Veronica Butler

Posted on 10th April, 2018

Born 1945 in England


Both my parents were German, my mother Jewish. They eloped to England in 1932, seeing which way the wind was blowing in Germany. A year later their passports stamped them ‘undesirables’, stating that Germany could not vouch for the consequences if they attempted re-entry.


My immigrant parents in the 1930's or 1940's


My father became an English apple grower, my mother solved cryptic crosswords and read British crime fiction. I have lived all my life in England, over half of it in Dorset where I brought up a family and taught the clarinet. I have sole British nationality, but my parents’ abiding cross-channel outlook rubbed off on me.
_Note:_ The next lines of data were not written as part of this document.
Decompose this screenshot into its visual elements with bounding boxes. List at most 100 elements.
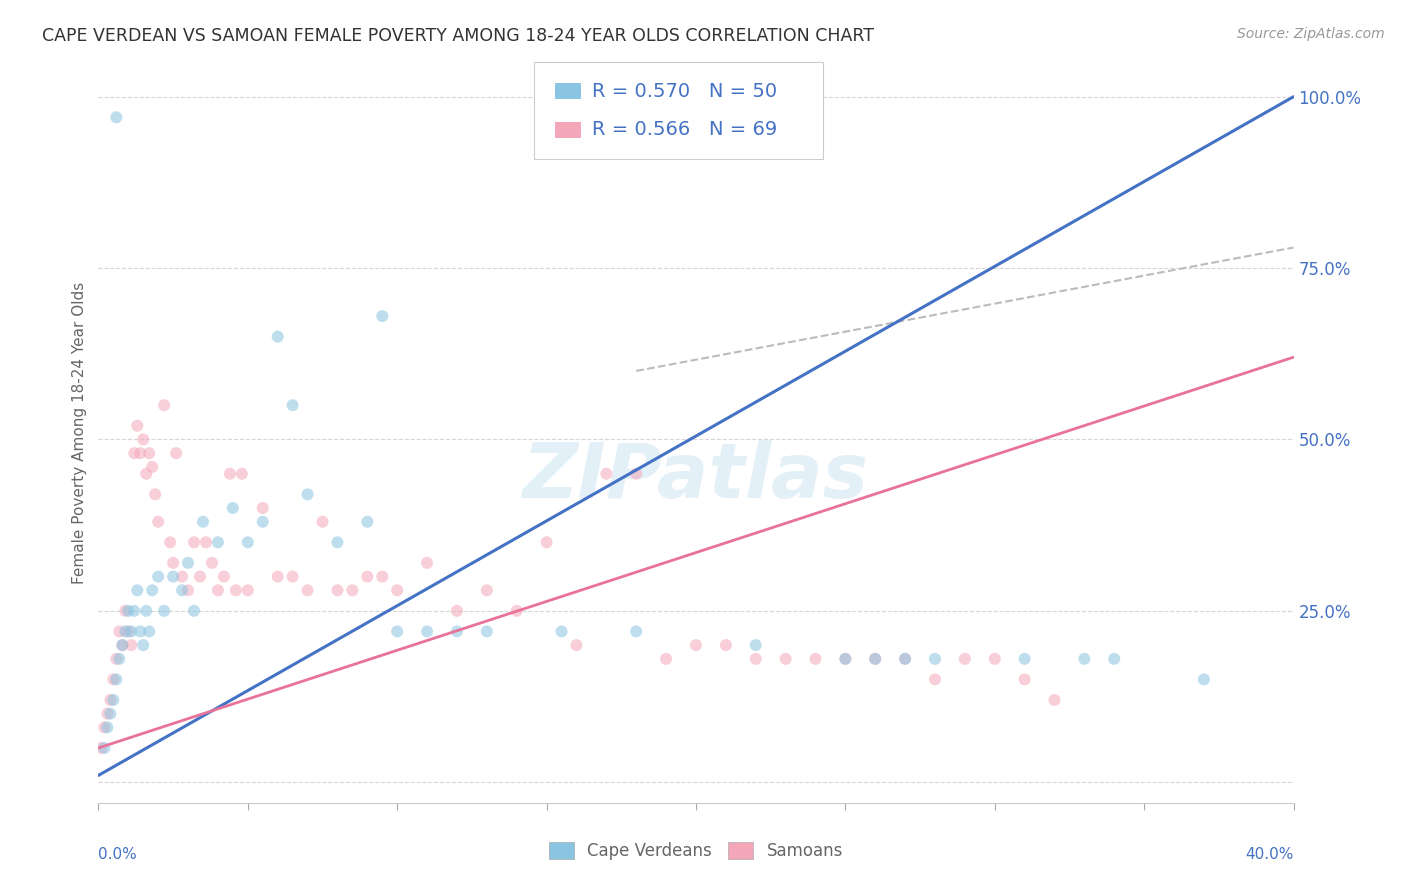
Point [127,418,149,433]
Point [129,446,152,460]
Point [267,569,290,583]
Point [117,604,139,618]
Point [267,329,290,343]
Point [924,652,946,666]
Point [141,583,163,598]
Point [138,446,160,460]
Point [165,446,187,460]
Point [93,741,115,756]
Point [219,467,242,481]
Point [114,624,136,639]
Point [865,652,887,666]
Point [117,624,139,639]
Point [655,652,678,666]
Point [108,624,131,639]
Point [236,535,259,549]
Point [143,487,166,501]
Point [96,720,118,734]
Point [1014,652,1036,666]
Point [111,638,134,652]
Point [103,673,125,687]
Point [595,467,617,481]
Point [1014,673,1036,687]
Point [356,515,378,529]
Point [626,467,648,481]
Point [326,535,349,549]
Text: R = 0.566   N = 69: R = 0.566 N = 69 [592,120,778,139]
Point [135,467,157,481]
Point [111,638,134,652]
Point [183,535,205,549]
Point [536,535,558,549]
Point [311,515,333,529]
Point [124,446,146,460]
Point [141,459,163,474]
Point [416,624,439,639]
Point [231,467,253,481]
Text: CAPE VERDEAN VS SAMOAN FEMALE POVERTY AMONG 18-24 YEAR OLDS CORRELATION CHART: CAPE VERDEAN VS SAMOAN FEMALE POVERTY AM… [42,27,875,45]
Point [356,569,378,583]
Point [201,556,224,570]
Text: 0.0%: 0.0% [98,847,138,863]
Point [225,583,247,598]
Point [105,652,128,666]
Point [105,110,128,124]
Point [135,604,157,618]
Point [148,569,170,583]
Point [120,638,142,652]
Point [177,556,200,570]
Point [475,624,498,639]
Point [172,569,194,583]
Point [191,515,214,529]
Text: 40.0%: 40.0% [1246,847,1294,863]
Point [894,652,917,666]
Point [132,638,155,652]
Point [371,309,394,323]
Point [127,583,149,598]
Point [714,638,737,652]
Point [1043,693,1066,707]
Point [98,693,122,707]
Point [626,624,648,639]
Point [90,741,112,756]
Y-axis label: Female Poverty Among 18-24 Year Olds: Female Poverty Among 18-24 Year Olds [72,282,87,583]
Text: R = 0.570   N = 50: R = 0.570 N = 50 [592,82,778,101]
Point [804,652,827,666]
Point [281,569,304,583]
Point [252,515,274,529]
Text: Source: ZipAtlas.com: Source: ZipAtlas.com [1237,27,1385,41]
Point [297,583,319,598]
Point [188,569,211,583]
Point [236,583,259,598]
Point [297,487,319,501]
Point [222,501,245,516]
Point [124,604,146,618]
Point [894,652,917,666]
Point [162,556,184,570]
Point [183,604,205,618]
Point [177,583,200,598]
Point [207,535,229,549]
Point [984,652,1007,666]
Point [745,652,768,666]
Point [129,624,152,639]
Point [1073,652,1095,666]
Point [446,604,468,618]
Point [108,652,131,666]
Point [416,556,439,570]
Legend: Cape Verdeans, Samoans: Cape Verdeans, Samoans [540,834,852,869]
Point [138,624,160,639]
Point [685,638,707,652]
Point [162,569,184,583]
Point [342,583,364,598]
Point [745,638,768,652]
Point [775,652,797,666]
Point [446,624,468,639]
Point [953,652,976,666]
Point [212,569,235,583]
Point [385,583,409,598]
Point [96,706,118,721]
Point [834,652,856,666]
Point [924,673,946,687]
Point [153,398,176,412]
Family and friends scattered throughout Europe have been a constant throughout my life, as has enjoyment of European languages and culture, which led to recent MA and PhD studies at Exeter University around a German clarinettist and a regrettably forgotten German writer.


One of my mother’s sisters, a burgeoning classical scholar, benefited from the UK’s earlier cross-channel outlook: the Academic Assistance Council, founded in 1933 by William Beveridge to help politically threatened academics, offered her a position at one of the Oxford colleges, saving her from dismissal and worse under Hitler and launching her on a career of repute.


Statistically I belong to the allegedly pro-Brexit-voting demographic, but I have continued to identify strongly as European. Having enjoyed an increasingly free exchange and common identity with mainland Europe throughout my adulthood, I feel deep disappointment at the prospect of the process going into reverse. As a schoolchild in the post-war 1950s I proudly countered accusations of being German by insisting I was more British than my accusers, my family having chosen Britishness while their nationality was a mere accident of birth. I cannot boast of sharing the Britishness of Brexit.